During all that waiting, we took very long walks--Dorian grazed and I basked in the light-infused creation all around us. I stood with him in the sun as he fell asleep. I sat in his pasture as he tried to walk and graze.
I waited. And prayed. And waited.
And then one day as I walked into the pasture where he stood, one day when I again asked, "Please show me you're ready . . ." One day that literally could have been any other day, he looked up at me and took off at a trot, then a canter, and then a beautiful, head-shaking, joy-filled gallop around and around and around the huge pasture where he'd spent weeks trying so hard just to walk.
I turned him out with the herd the next day and he instantly made a bunch of new friends. When I tried to take him out of the pasture just to say goodbye for the day and give him his "goodbye" carrots, he planted his feet and wouldn't budge!
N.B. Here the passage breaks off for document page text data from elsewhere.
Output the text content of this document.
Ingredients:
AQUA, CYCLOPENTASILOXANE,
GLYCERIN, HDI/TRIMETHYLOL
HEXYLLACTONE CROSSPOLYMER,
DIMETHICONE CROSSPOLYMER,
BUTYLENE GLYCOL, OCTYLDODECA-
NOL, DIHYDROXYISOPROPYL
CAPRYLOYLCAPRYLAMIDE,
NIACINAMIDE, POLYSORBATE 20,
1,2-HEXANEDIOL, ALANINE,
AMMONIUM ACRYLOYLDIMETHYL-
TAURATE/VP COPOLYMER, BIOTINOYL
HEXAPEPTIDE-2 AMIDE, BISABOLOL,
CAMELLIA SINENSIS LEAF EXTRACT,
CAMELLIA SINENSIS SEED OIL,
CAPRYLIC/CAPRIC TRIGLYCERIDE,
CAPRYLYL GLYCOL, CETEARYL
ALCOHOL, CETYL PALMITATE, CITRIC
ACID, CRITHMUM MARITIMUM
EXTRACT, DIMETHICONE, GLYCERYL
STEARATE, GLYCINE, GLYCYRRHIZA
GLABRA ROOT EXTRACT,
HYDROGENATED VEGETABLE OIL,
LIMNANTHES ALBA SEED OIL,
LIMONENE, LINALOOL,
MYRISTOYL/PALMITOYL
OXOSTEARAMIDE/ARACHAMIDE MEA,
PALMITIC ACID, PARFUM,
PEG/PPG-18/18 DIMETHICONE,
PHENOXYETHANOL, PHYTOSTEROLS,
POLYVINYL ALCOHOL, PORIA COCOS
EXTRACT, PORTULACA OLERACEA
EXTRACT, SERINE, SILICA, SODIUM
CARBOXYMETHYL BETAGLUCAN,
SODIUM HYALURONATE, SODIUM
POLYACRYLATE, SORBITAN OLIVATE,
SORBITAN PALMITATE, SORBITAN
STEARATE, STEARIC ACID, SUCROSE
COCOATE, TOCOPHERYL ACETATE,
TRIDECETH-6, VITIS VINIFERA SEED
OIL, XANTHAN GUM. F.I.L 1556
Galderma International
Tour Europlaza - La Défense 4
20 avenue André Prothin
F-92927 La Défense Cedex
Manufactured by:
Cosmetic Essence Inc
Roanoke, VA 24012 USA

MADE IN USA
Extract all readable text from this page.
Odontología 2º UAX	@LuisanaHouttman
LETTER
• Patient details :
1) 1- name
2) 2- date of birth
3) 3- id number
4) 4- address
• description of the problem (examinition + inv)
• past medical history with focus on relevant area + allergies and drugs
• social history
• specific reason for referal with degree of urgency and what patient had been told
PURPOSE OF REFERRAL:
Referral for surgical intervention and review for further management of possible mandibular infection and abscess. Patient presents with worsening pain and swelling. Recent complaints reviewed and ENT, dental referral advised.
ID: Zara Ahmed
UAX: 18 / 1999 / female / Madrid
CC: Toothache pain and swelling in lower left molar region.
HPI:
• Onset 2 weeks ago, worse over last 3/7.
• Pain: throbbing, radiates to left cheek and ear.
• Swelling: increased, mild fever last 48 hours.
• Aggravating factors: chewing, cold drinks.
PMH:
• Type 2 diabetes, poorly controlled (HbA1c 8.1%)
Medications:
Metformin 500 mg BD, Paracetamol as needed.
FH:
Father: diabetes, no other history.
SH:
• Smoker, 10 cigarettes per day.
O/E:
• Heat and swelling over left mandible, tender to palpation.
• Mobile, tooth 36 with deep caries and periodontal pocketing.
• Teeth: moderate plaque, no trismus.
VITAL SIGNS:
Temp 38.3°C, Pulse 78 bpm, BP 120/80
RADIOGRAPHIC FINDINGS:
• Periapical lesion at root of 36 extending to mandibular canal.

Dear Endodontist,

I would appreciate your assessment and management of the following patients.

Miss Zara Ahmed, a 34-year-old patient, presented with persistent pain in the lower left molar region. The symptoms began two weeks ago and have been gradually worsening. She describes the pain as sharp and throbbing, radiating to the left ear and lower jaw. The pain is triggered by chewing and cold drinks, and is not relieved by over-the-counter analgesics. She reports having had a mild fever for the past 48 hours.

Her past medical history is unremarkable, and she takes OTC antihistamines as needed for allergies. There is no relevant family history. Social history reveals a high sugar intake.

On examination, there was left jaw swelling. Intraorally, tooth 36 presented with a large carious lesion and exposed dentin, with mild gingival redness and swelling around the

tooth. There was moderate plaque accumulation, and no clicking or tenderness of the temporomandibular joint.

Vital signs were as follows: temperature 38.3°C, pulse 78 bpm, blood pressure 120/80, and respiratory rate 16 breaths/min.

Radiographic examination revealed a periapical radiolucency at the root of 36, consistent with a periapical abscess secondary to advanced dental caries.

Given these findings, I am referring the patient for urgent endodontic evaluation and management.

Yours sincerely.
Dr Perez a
You would think I'd be dumbfounded. I was not. I was grateful, but what's so remarkable about such healings is how utterly natural they are. For weeks I'd been seeing Dorian as he truly is--Dorian has always been this free. The task wasn't to make him perfect, it was to "dust off the mirror" and see he has always and will always be perfect.
I just needed to see it and accept it and be patient enough to allow it to happen.
The lessons have been many for me. The illusion that anyone else could affect any aspect of me or my life or what and who I love is just that--an illusion. The lesson about the need for me to "move forward" is too obvious to even mention. The fact that we are all "at liberty" and that that is our right and our true existence . . . that's the biggest lesson of all.
We are free. We've always been free no matter what the appearance tries to make us believe. And yes, I know that the pandemic was once literally raging around us all. I'm not oblivious to the suffering and sorrow haunting so many lives. But I've also seen there's a deeper level of truth we can trust and experience, and I choose to bring that awareness--as much as possible--into everything I do.
Last Sunday Dorian and I took an hour-long ride around the pastures and through the woods, along the river that continues to roll forward . . . and the during the entire outing Dorian wanted to do nothing but run! Freedom is contagious.
Soon after this healing, Dorian and I resumed our "at liberty" work. The other day someone passed us in the round pen and remarked "Oh, that's lovely--you're dancing!"
And so I say, with enormous gratitude, we are.